Researchers discover a new way for criminals to use Bitcoin and to perform money laundering as we are about to find out in our latest bitcoin scam news.
The criminals could use “exclusive mining” to pass off their money laundering as BTC mining income and as the researchers discover, it could be used to launder Bitcoin. It works by allowing certain miners to process transaction fees but it can also be used to start a whole new industry around exclusive mining. The researchers at the Blockchain Research Lab in Hamburg outlined a new way to launder money by Exclusive mining.
Exclusive mining, according to the paper by Dr. Elias Strehele of the Blockchain Research Lab and Lennar Ante of the University of Hamburg, works if someone places transactions through a private channel and gives a single miner or a pool the exclusive right to confirm the transaction and earn some crypto as a reward. These are added to the blockchain like a normal transaction.

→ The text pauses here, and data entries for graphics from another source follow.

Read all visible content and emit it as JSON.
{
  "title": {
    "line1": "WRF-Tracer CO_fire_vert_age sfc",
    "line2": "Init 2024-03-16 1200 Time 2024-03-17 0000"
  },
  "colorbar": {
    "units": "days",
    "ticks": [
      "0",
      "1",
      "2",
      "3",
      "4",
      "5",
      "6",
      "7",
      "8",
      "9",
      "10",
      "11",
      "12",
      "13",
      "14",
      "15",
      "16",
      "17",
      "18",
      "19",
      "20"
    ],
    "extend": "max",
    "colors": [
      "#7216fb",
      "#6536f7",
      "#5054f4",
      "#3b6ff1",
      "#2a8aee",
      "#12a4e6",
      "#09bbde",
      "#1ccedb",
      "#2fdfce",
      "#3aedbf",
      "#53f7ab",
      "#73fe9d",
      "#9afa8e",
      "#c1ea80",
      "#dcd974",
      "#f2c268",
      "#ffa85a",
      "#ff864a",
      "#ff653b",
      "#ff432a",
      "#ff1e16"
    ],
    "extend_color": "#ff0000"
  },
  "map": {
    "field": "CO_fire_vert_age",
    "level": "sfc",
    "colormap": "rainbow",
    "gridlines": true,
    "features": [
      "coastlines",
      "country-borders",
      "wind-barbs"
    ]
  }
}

However, this is not the same from what usually happens meaning that if someone makes a BTC transfer, everyone on the network can try to mine and earn a reward of Bitcoin. Strehle said that he was not the first one to come up with the idea but that his research is the first time it was actually described. So, imagine you are on the darknet and need to launder your millions of BTC. You can send some BTC to an exclusive miner and get that miner to charge a huge transaction fee.
The exclusive miners can then take the Bitcoin they received as a reward for processing the expensive transaction to the cryptocurrency exchange and exchange it for fiat currency. This looks legitimate since it’s income earner from BTC mining. Then the miner will give the fiat currency to the lead figure in the transaction so the money can then disappear. The researchers say that the exclusive mining is quite hard to detect and cannot be easily solved. CEO of CipherBlade Rich Sanders said:
“I have not come across [it].I’ve come across mining services as a laundering methodology, but it is FAR less technically complex—it’s more like a deposit to [mining pool] NiceHash, which, from a functional perspective, will be equivalent to a deposit at an exchanger (trading one coin for another for chain-hopping). This isn’t going to be a route, say, a divorcee is going to use—at least, not now. It’s way too technical, so unless someone makes a turnkey solution, I doubt we’ll see much of it.”